Projet de décret relatif à l’ouverture de la chasse anticipée du cerf élaphe
Consultation du public terminée
Consultation du 19/02/2025 au 13/03/2025 - 24629 contributions
Présentation du texte :
Le projet de décret modifie les articles R. 424-8 et R. 429-3 du code de l’environnement afin de prévoir une date de chasse anticipée du cerf élaphe.
Dispositif prévu :
Selon le droit en vigueur, la date d’ouverture spécifique de cette espèce est au plus tôt le 1er septembre. Le projet de décret vise à modifier cette date en la ramenant au 1er juin, tout en assortissant cette chasse anticipée du cerf élaphe de conditions spécifiques de chasse. En effet, le projet de décret prévoit qu’avant la date d’ouverture générale, ces espèces ne peuvent être chassées qu’après autorisation préfectorale délivrée au détenteur du droit de chasse dans les départements dont la liste et les modalités sont fixées par arrêté du ministre chargé de la chasse.
Le décret modifie également l’article R. 429-3 du même code afin de rendre applicable cette date de chasse anticipée du cerf élaphe au 1er juin aux départements du Bas-Rhin, du Haut-Rhin et de la Moselle. En effet, ces départements sont régis par des dispositions spécifiques.
Contexte :
Le cerf élaphe (Cervus elaphus), dont le statut UICN est classé « préoccupation mineure » dans notre pays comme à l’échelle de l’union européenne, occupe le tiers de la superficie forestière nationale. Le nombre d’individus le plus bas a été atteint au XIX siècle. Depuis 1945, les repeuplements et la politique cynégétique notamment l’instauration d’un plan de chasse obligatoire ont conduit à la progression des effectifs de l’espèce.

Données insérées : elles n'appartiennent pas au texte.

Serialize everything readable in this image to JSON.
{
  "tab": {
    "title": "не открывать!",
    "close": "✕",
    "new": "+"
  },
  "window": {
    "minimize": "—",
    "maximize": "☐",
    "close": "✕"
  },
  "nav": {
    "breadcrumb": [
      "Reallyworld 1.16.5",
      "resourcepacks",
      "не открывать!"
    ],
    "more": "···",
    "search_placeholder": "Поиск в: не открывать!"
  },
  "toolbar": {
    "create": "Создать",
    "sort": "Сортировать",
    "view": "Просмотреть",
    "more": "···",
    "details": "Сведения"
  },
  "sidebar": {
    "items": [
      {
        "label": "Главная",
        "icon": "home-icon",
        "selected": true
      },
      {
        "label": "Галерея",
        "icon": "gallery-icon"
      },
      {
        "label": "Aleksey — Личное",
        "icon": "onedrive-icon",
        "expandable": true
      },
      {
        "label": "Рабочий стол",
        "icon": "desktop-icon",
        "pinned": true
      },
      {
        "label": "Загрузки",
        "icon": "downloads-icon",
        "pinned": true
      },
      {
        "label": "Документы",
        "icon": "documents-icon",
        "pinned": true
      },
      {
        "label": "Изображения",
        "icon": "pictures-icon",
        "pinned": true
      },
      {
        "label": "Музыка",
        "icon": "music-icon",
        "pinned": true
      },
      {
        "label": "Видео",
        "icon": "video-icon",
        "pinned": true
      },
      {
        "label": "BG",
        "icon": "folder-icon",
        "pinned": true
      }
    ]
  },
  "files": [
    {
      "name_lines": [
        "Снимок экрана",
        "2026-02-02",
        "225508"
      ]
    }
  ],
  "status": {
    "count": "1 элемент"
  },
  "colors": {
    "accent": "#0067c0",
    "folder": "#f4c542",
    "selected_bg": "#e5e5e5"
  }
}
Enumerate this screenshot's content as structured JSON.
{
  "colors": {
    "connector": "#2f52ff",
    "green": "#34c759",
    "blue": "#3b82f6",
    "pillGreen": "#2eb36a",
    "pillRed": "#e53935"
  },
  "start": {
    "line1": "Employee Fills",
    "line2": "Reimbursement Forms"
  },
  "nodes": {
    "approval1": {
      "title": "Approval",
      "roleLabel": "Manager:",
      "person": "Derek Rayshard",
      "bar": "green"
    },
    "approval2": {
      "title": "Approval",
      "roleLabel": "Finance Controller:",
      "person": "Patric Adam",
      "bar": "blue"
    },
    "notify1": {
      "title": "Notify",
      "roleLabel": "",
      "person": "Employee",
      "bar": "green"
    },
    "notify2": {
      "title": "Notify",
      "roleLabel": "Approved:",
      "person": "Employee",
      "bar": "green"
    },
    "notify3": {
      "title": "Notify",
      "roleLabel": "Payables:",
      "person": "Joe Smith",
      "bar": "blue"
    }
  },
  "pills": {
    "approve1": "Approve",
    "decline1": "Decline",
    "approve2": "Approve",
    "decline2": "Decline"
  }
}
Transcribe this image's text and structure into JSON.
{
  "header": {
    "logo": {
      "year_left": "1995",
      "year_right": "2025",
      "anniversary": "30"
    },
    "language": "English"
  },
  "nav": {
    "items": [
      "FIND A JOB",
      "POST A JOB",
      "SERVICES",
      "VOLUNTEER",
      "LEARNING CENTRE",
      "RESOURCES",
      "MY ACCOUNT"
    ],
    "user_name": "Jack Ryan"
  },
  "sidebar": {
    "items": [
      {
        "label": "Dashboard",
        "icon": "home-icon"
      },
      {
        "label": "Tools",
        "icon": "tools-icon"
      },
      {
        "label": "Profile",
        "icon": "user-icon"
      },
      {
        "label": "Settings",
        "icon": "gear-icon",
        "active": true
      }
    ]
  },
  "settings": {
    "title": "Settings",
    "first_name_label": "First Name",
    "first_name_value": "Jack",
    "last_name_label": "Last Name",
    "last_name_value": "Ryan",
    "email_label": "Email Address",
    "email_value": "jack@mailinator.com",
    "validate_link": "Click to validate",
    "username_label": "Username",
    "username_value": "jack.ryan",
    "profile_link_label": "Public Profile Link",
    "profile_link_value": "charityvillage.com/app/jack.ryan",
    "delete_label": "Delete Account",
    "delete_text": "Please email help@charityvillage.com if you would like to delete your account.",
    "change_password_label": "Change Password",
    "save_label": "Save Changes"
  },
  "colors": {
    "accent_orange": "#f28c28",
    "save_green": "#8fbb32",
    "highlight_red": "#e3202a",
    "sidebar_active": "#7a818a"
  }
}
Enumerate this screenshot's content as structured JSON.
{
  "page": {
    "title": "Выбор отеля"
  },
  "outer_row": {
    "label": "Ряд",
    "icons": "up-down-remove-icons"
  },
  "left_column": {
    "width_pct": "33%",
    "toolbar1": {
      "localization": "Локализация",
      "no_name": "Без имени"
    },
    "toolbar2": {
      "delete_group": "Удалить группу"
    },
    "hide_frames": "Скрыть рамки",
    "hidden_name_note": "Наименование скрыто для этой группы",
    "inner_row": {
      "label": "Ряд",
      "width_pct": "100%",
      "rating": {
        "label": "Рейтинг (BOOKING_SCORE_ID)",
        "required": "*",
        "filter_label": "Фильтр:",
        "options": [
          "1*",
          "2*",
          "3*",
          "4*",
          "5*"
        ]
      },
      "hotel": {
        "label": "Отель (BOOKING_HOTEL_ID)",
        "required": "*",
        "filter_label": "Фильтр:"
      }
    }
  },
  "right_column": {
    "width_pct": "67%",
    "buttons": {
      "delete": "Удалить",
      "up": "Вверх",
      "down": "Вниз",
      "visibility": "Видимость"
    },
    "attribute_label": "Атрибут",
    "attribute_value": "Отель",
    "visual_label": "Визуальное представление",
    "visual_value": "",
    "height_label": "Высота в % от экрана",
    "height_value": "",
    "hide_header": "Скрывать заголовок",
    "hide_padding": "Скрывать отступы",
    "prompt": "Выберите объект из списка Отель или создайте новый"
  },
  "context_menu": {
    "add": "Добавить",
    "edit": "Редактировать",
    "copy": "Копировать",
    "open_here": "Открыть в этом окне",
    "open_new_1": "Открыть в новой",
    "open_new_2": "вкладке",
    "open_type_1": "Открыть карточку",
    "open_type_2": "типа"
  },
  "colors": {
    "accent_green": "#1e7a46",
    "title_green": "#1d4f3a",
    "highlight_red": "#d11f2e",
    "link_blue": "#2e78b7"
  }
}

L’Office français de la biodiversité établit que les densités de cerf trop fortes peuvent conduire au surpâturage et provoquer des dégâts agricoles et forestiers importants.
Consultations obligatoires :
Le projet de décret, ayant une incidence directe ou indirecte sur l’exercice de la chasse, nécessite un examen par le Conseil national de la chasse et de la faune Sauvage conformément à l’article L. 421-1 A du code de l’environnement. L’examen du Conseil national de la chasse et de la faune sauvage le 7 février 2025 a mené à un avis majoritairement favorable (75% favorable).
Le projet de décret présente d’impact sur l’environnement et nécessite donc à ce titre une consultation publique conformément aux dispositions de l’article L.123-19-1 du code de l’environnement.
Une fois ces consultations effectuées, le projet de décret nécessitera un avis du Conseil d’Etat.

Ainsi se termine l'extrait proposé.